Saturday, 6 February 2016

Dark Brilliance: Agatha Christie, poisonous plants and murder mysteries By Daniel Pembrey

Agatha Christie lived close to Chelsea Physic Garden during the 1920s and 1930s and was almost certainly a regular visitor, so it seemed fitting that it should host the above-named event on Tuesday, 2nd February. It didn’t disappoint.

   Chelsea Physic Garden almost certainly counted Agatha Christie as a regular visitor
The speakers tried not to be too over-awed by the real star of the show, who couldn’t be there in person but who is now estimated to have sold nearly four billion copies of her novels. Christie was discussed in depth by novelists Rebecca Chance and Helen Smith, as well as scientist Kathryn Harkup whose book A is for Arsenic: The Poisons of Agatha Christie was recently published by Bloomsbury.

It's always great to talk Christie and poisons but it's even better when you have such enthusiastic and knowledgeable fellow panel members,” said Kathryn Harkup. “The audience were brilliant and came up with some very intriguing questions. A great night all round.”

(The following day, Kathryn was nominated for a prestigious Agatha Award in the Best Nonfiction category.)

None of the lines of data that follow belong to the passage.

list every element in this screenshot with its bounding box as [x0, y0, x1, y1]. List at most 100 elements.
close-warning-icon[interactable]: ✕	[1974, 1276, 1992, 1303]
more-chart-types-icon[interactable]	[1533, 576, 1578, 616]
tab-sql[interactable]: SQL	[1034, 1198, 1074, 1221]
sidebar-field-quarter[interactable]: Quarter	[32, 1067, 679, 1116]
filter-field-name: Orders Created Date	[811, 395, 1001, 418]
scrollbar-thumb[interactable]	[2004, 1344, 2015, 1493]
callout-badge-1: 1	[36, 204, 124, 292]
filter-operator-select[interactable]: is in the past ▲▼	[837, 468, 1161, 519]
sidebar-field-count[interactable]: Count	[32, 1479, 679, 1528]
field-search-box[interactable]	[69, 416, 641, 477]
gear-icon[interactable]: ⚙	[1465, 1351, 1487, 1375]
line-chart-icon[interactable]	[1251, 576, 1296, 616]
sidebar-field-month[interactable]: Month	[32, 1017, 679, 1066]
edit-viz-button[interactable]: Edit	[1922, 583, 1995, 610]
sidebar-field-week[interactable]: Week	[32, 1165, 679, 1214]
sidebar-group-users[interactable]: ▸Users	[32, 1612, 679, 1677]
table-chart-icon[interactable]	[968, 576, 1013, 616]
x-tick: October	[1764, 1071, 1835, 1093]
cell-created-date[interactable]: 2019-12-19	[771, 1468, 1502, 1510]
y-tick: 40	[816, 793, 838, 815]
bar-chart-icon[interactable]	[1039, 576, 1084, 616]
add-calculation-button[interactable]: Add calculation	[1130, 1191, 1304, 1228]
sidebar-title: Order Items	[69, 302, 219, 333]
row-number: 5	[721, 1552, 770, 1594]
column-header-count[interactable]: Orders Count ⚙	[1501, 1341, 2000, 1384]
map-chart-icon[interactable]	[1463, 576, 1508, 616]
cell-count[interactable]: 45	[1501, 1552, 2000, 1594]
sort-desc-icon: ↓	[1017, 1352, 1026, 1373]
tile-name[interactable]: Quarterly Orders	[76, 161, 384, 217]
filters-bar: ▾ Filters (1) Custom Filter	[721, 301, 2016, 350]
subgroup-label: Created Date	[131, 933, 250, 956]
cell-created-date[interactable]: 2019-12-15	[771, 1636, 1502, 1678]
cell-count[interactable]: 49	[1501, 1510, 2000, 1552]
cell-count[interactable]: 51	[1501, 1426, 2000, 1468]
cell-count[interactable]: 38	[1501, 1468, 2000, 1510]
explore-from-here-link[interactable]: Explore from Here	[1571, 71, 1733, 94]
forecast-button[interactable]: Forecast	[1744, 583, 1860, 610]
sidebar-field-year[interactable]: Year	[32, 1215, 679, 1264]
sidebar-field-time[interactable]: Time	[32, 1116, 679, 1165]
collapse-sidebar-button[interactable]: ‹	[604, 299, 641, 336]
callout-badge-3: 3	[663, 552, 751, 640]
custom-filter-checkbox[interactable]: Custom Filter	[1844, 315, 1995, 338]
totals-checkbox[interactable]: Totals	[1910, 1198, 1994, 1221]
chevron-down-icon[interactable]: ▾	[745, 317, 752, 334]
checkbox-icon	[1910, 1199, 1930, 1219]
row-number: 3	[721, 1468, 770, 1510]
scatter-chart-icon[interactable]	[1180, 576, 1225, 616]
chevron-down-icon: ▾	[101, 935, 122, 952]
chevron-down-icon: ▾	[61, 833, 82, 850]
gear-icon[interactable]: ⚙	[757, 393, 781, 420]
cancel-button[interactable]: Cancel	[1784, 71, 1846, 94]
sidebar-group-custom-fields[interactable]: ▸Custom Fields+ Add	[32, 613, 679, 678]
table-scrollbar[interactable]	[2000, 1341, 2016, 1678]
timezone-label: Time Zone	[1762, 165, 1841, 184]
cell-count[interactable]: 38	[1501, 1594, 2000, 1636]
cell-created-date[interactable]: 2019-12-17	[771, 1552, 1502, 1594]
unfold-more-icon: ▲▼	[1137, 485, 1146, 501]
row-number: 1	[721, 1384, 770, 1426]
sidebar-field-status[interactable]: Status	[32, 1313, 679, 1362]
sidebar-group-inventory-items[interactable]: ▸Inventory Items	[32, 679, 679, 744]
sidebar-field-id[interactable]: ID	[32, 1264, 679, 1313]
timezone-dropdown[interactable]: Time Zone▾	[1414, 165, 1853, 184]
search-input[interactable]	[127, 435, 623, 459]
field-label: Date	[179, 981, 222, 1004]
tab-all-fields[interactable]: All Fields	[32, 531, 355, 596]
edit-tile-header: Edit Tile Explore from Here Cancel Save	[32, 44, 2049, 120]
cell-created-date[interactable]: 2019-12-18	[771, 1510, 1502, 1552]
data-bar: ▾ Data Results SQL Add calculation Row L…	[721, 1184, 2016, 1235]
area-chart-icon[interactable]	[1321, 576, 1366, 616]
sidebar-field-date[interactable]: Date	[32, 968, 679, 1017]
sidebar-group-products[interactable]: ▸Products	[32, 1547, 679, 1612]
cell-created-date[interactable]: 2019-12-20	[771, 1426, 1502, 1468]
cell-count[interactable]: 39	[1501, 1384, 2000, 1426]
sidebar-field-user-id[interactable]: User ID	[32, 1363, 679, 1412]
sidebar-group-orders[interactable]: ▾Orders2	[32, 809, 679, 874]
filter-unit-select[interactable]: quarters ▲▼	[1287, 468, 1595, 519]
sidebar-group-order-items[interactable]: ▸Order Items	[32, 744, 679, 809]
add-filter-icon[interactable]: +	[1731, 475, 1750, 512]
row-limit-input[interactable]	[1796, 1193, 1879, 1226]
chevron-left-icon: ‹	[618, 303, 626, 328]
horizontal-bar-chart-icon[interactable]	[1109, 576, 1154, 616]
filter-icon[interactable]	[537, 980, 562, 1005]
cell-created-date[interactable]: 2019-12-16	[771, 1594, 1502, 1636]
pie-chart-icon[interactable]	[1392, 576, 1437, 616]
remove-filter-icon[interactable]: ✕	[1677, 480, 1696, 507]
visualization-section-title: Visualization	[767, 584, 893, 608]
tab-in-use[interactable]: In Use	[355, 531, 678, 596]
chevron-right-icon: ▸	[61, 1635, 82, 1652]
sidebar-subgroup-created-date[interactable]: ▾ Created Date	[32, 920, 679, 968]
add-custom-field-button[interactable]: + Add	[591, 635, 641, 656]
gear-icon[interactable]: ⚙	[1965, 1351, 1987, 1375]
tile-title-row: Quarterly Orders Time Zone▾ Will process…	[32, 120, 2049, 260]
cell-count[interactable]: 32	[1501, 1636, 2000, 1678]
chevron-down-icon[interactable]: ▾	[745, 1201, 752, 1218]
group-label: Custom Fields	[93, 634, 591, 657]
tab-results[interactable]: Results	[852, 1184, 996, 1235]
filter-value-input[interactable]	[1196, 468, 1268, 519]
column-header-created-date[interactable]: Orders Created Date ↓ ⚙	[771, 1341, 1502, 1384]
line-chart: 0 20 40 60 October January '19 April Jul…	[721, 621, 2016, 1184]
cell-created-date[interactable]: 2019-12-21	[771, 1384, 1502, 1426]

A full house for the panel that featured Rebecca Chance, Kathryn Harkup and Helen Smith
Rebecca Chance made wide-ranging use of her knowledge of Golden Age detective fiction, showing how inventively Christie deployed poisons. “The audience was very enthusiastic and curious about the twin subjects of Christie and poison, with a sidebar to other Golden Age authors,” commented Rebecca. “We could have talked all night!” Rebecca also paid tribute to current leaders in the genre such as Val McDermid, whose Beneath the Bleeding got a prominent mention.

Taking a cue from Christie’s founding role in the Detection Club, Helen Smith talked about starting up BritCrime, the popular crime author collective. The panel was honoured that Jane Isaac, a BritCime author, had travelled from Northamptonshire to be there.

Helen Smith also emphasised the importance of settings in both Christie’s stories and her own. “The Chelsea Physic Garden was the perfect location to discuss Agatha Christie and poisons,” she said. “I'm always looking for inspiration for inventive ways to murder people in my Emily Castles mystery series. Poison is a very useful murder weapon because there's no need for physical strength to administer it, so its use casts suspicion on the widest number of suspects. The lively discussion generated plenty of ideas for future books.” 

The speakers agreed that central to Christie’s enduring appeal was her plotting, but also noted both the darkness of her writing and, contrastingly, her sense of humour. The audience asked plenty of questions at the end, particularly on the relative advantages of different poisons. A gastronomic theme emerged. How much garlic does it take to kill someone? What about potatoes? 

A full twenty minutes of audience Q&A followed … and! … Rebecca Chance found her light
With that in mind, the panel members retired to a local pub afterwards. Curiously, the private dining room that they were shown into bore a striking resemblance to the set of And Then There Were None …Thankfully the food at The Coopers Arms was excellent and everyone returned home safely.

It was a magical and authentic evening, the more so as Abi Onatade (@Abi_Spks), Caroline Raeburn (@RaeburnCaroline), Claudia Clare (@ClaudiaCeramics), Ian Patrick (@imdambassador), Jeanette Hewitt (@jmhewitt), Joy Kluver (@JoyKluver) and No Exit Press were there too. Here’s hoping for other such events, soon!

Daniel Pembrey moderated this event, which forms part of an ongoing series, the next one being a Salon littéraire at the Luxembourg Embassy in London on May 12th featuring the (currently) Luxembourg-based crime writer Ruth Dugdall.